Skip to content

timeseries_preprocessing

timeseries_preprocessing

Time series preprocessing utilities for Safe Synthesizer training.

Functions:

Name Description
process_timeseries_data

Process time series data and validate/infer timestamp parameters.

process_timeseries_data(training_df, config)

Process time series data and validate/infer timestamp parameters.

This function: 1. Creates a timestamp column if one doesn't exist 2. Validates the timestamp column exists and has no missing values 3. Sorts the data by timestamp 4. Infers timestamp_format from the data 5. Validates or infers timestamp_interval_seconds 6. Sets start_timestamp and stop_timestamp

Parameters:

Name Type Description Default
training_df DataFrame

The training DataFrame.

required
config SafeSynthesizerParameters

The configuration object with time_series settings

required

Returns:

Type Description
tuple[DataFrame, SafeSynthesizerParameters]

Tuple of (processed DataFrame, updated config)

Raises:

Type Description
ParameterError

If the timestamp column is missing, if timestamp_format="elapsed_seconds" is set on a non-numeric column, or if an explicit format fails to parse the data.

DataError

If the timestamp column has missing values or intervals are inconsistent.

Source code in src/nemo_safe_synthesizer/training/timeseries_preprocessing.py
def process_timeseries_data(
    training_df: pd.DataFrame,
    config: SafeSynthesizerParameters,
) -> tuple[pd.DataFrame, SafeSynthesizerParameters]:
    """Process time series data and validate/infer timestamp parameters.

    This function:
    1. Creates a timestamp column if one doesn't exist
    2. Validates the timestamp column exists and has no missing values
    3. Sorts the data by timestamp
    4. Infers timestamp_format from the data
    5. Validates or infers timestamp_interval_seconds
    6. Sets start_timestamp and stop_timestamp

    Args:
        training_df: The training DataFrame.
        config: The configuration object with time_series settings

    Returns:
        Tuple of (processed DataFrame, updated config)

    Raises:
        ParameterError: If the timestamp column is missing, if ``timestamp_format="elapsed_seconds"``
            is set on a non-numeric column, or if an explicit format fails to parse the data.
        DataError: If the timestamp column has missing values or intervals are inconsistent.
    """
    ts_config = config.time_series

    # Step 1: Add pseudo-group if needed
    training_df, group_by_col = _add_pseudo_group_if_needed(training_df, config)

    if group_by_col is None:
        raise RuntimeError("group_by_col should have been set by _add_pseudo_group_if_needed")

    # Step 2: Create elapsed time column if timestamp not provided
    training_df, is_elapsed_time = _create_elapsed_time_column(training_df, ts_config, group_by_col)

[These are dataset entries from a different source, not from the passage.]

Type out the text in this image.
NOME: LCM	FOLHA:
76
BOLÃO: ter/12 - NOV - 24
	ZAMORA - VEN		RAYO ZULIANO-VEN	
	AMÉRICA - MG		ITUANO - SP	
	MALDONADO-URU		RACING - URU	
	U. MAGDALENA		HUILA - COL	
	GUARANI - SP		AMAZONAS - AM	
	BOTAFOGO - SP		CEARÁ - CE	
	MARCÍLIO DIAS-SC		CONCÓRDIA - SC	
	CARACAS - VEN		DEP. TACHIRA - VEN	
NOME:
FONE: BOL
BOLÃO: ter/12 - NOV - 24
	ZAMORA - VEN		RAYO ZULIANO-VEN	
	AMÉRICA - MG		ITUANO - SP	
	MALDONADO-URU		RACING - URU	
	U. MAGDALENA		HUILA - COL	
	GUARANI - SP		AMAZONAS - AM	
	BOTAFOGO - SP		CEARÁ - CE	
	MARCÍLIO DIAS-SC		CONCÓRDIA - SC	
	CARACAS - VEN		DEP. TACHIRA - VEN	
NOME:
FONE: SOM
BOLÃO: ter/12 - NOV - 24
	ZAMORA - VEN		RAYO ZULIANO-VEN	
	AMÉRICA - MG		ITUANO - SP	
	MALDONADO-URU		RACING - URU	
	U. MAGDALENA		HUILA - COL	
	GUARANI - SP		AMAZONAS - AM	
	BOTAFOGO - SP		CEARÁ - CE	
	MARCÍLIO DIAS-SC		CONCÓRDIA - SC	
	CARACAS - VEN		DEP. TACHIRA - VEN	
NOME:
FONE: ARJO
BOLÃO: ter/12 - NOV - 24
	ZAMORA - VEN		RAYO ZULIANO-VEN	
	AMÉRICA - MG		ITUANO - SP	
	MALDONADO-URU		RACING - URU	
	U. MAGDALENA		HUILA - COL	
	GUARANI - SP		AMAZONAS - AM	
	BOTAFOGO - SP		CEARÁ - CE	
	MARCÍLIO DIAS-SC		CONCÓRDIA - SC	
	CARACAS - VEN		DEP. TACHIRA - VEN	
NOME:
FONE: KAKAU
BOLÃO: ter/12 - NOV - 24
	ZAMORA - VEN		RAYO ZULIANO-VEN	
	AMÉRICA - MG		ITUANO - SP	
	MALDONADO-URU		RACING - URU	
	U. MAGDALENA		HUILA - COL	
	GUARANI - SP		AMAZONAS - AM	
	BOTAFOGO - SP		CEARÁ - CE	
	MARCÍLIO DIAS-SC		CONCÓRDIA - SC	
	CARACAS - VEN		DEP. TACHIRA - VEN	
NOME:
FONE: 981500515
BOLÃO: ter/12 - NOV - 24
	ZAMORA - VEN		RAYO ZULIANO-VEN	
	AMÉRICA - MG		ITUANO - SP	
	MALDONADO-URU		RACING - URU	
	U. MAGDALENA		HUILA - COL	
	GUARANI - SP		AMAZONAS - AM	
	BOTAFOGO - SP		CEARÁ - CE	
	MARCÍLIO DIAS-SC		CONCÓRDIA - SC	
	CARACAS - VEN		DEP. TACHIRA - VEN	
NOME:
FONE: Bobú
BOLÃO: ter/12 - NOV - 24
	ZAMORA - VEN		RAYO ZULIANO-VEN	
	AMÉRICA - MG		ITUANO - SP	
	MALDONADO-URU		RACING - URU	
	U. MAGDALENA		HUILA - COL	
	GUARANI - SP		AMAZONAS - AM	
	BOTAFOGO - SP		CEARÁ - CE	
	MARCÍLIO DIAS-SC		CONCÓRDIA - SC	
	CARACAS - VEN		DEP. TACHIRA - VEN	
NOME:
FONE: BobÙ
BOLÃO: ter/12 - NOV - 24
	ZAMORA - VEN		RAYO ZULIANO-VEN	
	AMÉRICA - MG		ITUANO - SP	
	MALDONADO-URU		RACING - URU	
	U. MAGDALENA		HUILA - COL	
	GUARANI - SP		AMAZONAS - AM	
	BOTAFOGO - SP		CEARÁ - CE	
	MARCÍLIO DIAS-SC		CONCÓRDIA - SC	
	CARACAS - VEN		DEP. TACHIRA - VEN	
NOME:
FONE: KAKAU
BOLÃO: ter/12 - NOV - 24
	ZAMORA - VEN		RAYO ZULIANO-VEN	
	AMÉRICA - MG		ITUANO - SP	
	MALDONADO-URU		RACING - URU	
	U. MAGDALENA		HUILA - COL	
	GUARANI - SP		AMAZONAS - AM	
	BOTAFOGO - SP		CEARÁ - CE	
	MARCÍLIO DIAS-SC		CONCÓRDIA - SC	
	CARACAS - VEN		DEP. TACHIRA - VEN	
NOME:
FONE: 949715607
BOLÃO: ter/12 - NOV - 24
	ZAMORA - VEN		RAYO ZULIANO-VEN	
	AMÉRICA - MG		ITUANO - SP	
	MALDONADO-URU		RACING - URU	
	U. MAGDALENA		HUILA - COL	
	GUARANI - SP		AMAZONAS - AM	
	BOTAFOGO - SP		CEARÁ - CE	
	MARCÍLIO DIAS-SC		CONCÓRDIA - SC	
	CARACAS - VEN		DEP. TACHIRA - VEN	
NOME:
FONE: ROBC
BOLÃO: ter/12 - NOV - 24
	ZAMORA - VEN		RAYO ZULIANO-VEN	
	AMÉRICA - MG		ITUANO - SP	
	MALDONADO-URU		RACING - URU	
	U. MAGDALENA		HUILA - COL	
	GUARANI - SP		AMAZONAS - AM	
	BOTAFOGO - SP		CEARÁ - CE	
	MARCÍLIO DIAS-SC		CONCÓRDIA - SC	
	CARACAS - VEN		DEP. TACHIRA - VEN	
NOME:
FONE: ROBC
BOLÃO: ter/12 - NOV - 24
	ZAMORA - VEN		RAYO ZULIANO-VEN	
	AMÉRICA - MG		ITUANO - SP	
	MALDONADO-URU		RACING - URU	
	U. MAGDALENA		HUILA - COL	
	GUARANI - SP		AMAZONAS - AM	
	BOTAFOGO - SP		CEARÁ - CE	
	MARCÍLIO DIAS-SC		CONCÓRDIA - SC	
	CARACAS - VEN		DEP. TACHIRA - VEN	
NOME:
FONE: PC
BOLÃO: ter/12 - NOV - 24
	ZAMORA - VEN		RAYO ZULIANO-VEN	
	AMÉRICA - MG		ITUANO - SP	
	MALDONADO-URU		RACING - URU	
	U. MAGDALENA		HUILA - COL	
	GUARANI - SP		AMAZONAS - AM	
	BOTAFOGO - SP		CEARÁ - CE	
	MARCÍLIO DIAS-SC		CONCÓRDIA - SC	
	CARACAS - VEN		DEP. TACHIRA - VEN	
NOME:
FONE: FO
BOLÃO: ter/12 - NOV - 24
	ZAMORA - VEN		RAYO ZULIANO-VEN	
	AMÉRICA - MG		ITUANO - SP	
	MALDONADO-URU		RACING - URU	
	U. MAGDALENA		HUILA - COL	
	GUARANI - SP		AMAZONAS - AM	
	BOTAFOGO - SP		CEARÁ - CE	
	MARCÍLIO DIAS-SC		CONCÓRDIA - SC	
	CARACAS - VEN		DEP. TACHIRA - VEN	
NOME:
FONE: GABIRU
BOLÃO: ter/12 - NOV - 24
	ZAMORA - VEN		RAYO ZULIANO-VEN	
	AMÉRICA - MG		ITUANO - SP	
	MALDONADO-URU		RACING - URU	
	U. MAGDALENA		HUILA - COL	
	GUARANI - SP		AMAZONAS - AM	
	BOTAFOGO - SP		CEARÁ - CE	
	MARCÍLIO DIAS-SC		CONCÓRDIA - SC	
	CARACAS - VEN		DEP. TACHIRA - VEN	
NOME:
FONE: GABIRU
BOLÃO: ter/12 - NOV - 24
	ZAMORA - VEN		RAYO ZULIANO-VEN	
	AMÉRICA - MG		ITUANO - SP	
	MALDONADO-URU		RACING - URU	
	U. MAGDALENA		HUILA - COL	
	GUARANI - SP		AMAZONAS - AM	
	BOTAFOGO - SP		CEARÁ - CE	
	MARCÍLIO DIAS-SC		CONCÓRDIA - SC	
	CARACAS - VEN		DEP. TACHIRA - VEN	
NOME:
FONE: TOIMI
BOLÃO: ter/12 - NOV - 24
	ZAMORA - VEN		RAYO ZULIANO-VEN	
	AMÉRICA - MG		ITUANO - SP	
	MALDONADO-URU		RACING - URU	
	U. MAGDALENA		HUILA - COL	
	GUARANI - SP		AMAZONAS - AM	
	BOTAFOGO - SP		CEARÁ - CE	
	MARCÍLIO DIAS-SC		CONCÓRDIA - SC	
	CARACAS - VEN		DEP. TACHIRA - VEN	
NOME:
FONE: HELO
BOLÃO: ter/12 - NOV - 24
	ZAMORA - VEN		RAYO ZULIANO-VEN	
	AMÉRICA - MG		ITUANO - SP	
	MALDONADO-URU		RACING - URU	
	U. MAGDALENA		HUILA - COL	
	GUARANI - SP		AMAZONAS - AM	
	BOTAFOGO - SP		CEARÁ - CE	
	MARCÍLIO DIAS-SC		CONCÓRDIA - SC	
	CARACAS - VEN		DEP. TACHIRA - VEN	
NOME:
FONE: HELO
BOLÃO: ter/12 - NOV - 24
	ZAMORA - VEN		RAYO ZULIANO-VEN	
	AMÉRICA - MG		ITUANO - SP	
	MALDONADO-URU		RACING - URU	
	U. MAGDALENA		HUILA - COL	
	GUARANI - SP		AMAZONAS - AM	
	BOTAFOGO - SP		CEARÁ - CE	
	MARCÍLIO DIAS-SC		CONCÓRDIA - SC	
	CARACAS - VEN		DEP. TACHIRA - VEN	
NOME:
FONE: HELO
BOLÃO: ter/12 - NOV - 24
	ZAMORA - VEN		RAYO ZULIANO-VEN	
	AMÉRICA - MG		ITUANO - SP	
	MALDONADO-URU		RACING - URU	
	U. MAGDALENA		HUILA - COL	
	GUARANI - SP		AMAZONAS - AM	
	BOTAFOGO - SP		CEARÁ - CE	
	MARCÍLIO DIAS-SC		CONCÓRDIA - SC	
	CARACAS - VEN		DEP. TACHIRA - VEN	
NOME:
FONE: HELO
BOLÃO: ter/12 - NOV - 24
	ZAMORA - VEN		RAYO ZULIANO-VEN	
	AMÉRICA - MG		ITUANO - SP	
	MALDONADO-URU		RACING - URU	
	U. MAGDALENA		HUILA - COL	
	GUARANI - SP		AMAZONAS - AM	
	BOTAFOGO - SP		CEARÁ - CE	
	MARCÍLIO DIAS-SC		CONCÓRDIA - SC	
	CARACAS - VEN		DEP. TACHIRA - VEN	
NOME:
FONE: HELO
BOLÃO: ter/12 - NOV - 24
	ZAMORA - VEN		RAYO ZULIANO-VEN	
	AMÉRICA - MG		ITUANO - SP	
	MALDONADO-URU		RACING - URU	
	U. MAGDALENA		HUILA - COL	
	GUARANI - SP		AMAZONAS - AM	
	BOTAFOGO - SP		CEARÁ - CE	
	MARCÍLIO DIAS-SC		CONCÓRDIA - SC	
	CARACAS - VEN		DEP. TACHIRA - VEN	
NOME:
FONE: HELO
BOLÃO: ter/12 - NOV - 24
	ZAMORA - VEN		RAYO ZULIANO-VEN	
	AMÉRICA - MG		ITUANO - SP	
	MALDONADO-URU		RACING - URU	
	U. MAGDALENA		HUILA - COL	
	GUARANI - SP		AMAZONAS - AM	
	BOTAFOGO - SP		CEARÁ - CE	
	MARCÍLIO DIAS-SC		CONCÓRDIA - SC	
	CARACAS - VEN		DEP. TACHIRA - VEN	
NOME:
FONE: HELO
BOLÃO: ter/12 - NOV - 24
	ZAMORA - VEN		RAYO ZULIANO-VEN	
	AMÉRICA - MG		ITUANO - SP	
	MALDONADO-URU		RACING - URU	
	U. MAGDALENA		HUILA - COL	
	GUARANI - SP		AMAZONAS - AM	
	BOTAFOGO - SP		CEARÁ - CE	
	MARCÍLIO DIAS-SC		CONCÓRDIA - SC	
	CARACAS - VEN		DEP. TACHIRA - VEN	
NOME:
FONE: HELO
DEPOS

    # timestamp_column should be set by now
    if ts_config.timestamp_column is None:
        raise RuntimeError("timestamp_column should have been set by _create_elapsed_time_column")
    config.data.order_training_examples_by = ts_config.timestamp_column

    # Step 3: Validate timestamp column -- run before any dtype checks so a missing
    # column raises ParameterError with actionable guidance rather than KeyError.
    _validate_timestamp_column(training_df, ts_config.timestamp_column)

    if not is_elapsed_time:
        is_elapsed_time = _detect_elapsed_seconds_format(training_df, ts_config)

    # Step 4: Sort by group and timestamp
    training_df = _sort_by_group_and_timestamp(training_df, group_by_col, ts_config.timestamp_column)

    # Step 5: Infer format and convert to datetime (if not elapsed time)
    # Skip datetime conversion for elapsed_seconds format (either created or user-provided)
    if not is_elapsed_time and ts_config.timestamp_format != "elapsed_seconds":
        training_df = _infer_and_convert_timestamp_format(training_df, ts_config)

    # Step 6: Process groups and validate consistency
    ts_config = _process_grouped_timestamps(training_df, ts_config, group_by_col, is_elapsed_time)

    # Step 7: Convert timestamp back to string format
    # Skip string conversion for elapsed_seconds format (values are already numeric)
    if (
        not is_elapsed_time
        and ts_config.timestamp_format is not None
        and ts_config.timestamp_format != "elapsed_seconds"
    ):
        training_df[ts_config.timestamp_column] = training_df[ts_config.timestamp_column].dt.strftime(
            ts_config.timestamp_format
        )

    return training_df, config